I am convinced that the precise time and date of this world’s end were never meant to be disclosed. If you are a Christ follower, you’d most likely correlate this matter with Jesus’ second coming. Nevertheless, it should not be our priority to know all the details for that duty is simply out of our league. Signs and “birth pains” could be provided and may be figured out. However, like an offspring, even the expected “due date” of his birth may end up in false alarms. This sort of predicament has been existent for eons, if you’d observe history carefully.
The disciples who began the New Testament church movement sought for answers to similar questions too. When is the kingdom going to be restored? When are You returning? But Jesus simply reminded them that it was God’s business, not man’s. Instead, it was emphasized in Acts 1:7-8 that serving as witnesses regarding the life, death, and resurrection of the Messiah are to be given utmost priority. The same call stands for every believer today. We are to stand as ambassadors of Christ, even to the remotest portions of the earth.
Paul, in his second letter to the church at Thessalonica, purposed to correct a misinterpretation about the “Day of the Lord” as well. It was a similar situation to yesterday’s problem. In their case, idleness took its toll on the people from thinking that the world’s end was at hand. They waited and did not choose to move forward. They became lazy, not zealous. They were seated and satisfied. Nothing more than that, perhaps.
I told you, this has been a longstanding issue. They somehow come in different forms, but basically the same essence.
So what should we do now?
One of the oldest psalms, which has been attributed to Moses, provides a very good suggestion:
“Teach us to number our days, that we may gain a heart of wisdom.” (Psalm 90:12)
Moses understood the immeasurable difference between man’s capacity and God’s. In its preceding passages, he presented God’s eternality and our temporality. We may endure for a time, he contemplated, but it’s useless. We are infinitely matchless as compared to our Creator. We are worlds apart. We are existing in the realm bound by time and space, while God is in the realm where His power knows no limit. He is indeed from everlasting to everlasting.
Ergo, Moses begged of God that we be taught how to allot our days, how to maximize them, and start living every single day wisely. What a bold, honest, and humble request, isn’t it? Since Moses recognized how gargantuan God is, he was humbled and sought God’s wisdom to live each day in a manner that the average person wouldn’t dare to ask.

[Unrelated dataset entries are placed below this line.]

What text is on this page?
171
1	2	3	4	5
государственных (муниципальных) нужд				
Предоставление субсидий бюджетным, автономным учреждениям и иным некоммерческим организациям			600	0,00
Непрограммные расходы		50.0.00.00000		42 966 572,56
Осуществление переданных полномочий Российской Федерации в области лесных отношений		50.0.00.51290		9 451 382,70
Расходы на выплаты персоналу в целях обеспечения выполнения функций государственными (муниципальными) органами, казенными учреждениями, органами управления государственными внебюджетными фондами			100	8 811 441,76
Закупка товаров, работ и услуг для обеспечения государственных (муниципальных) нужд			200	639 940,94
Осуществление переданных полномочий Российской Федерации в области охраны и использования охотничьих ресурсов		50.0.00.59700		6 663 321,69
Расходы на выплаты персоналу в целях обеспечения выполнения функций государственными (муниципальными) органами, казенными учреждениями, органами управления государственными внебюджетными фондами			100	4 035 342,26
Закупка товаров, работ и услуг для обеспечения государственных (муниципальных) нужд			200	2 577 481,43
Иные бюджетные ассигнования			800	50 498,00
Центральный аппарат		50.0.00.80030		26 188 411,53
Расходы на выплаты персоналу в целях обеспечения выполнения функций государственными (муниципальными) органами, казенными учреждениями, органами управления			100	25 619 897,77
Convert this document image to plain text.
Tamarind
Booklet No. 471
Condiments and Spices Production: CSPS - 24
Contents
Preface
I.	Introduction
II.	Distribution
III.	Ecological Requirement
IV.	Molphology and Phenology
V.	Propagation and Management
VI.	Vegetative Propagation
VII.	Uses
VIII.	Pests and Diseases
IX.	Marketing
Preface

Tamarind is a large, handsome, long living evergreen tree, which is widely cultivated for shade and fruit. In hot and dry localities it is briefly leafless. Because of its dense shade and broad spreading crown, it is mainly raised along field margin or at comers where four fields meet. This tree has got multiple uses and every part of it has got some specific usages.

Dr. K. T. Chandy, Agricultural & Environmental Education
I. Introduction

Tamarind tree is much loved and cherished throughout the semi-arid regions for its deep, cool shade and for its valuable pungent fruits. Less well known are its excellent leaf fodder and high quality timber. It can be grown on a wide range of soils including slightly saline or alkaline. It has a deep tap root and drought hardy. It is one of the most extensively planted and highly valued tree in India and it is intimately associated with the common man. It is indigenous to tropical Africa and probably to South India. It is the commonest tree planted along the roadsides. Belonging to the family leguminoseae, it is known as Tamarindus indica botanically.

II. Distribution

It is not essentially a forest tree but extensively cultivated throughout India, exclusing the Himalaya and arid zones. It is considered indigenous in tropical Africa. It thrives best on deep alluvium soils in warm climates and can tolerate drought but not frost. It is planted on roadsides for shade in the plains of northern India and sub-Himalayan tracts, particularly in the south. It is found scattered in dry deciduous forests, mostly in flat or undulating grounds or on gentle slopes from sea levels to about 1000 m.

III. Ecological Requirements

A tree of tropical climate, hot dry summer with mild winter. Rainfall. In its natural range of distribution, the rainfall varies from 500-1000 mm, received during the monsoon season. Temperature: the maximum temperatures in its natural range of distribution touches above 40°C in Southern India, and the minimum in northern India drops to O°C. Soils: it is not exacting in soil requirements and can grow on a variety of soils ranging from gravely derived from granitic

The aforementioned psalm has kept me musing ever since my eyes landed on it. And here are a couple of insights that clung:
Instead of fearing the end of this world, why not ask God to build in us a reverent kind of fear?
Why not ask the Lord, the Author of our lives, to create in us a heart of wisdom?
Why not ask for boldness to do what you were called to do, while our names are not yet posted on the obituaries?
Why not share the love of Christ to those who are not even aware of it?
Why not pick yourself out of the couch, and then choose to grow with God and serve Him?
Why not start reading your Bible, and so not be swayed by waves of false doctrines like those we’ve heard from the news?
Remember that even if heaven and earth would pass away, God’s Truth remains faithful and true. It will never pass away (cf. Luke 21:33). God knows perfectly what he’s doing, so let’s continue to rest on this blessed hope that we have in Him. Let’s flee from idleness, and continue running the race that He has set for you. Do not remain “infants”, who are easily swayed by false teachings. Your days are numbered, so use them wisely for God’s glory.
The things I wrote are just two cents’ worth. Some items you might agree with, others may not be okay with you. I respect that, really. It’s just my prayer that this keeps you thinking, and somehow lead you a bit closer towards the Author and Perfecter or our faith.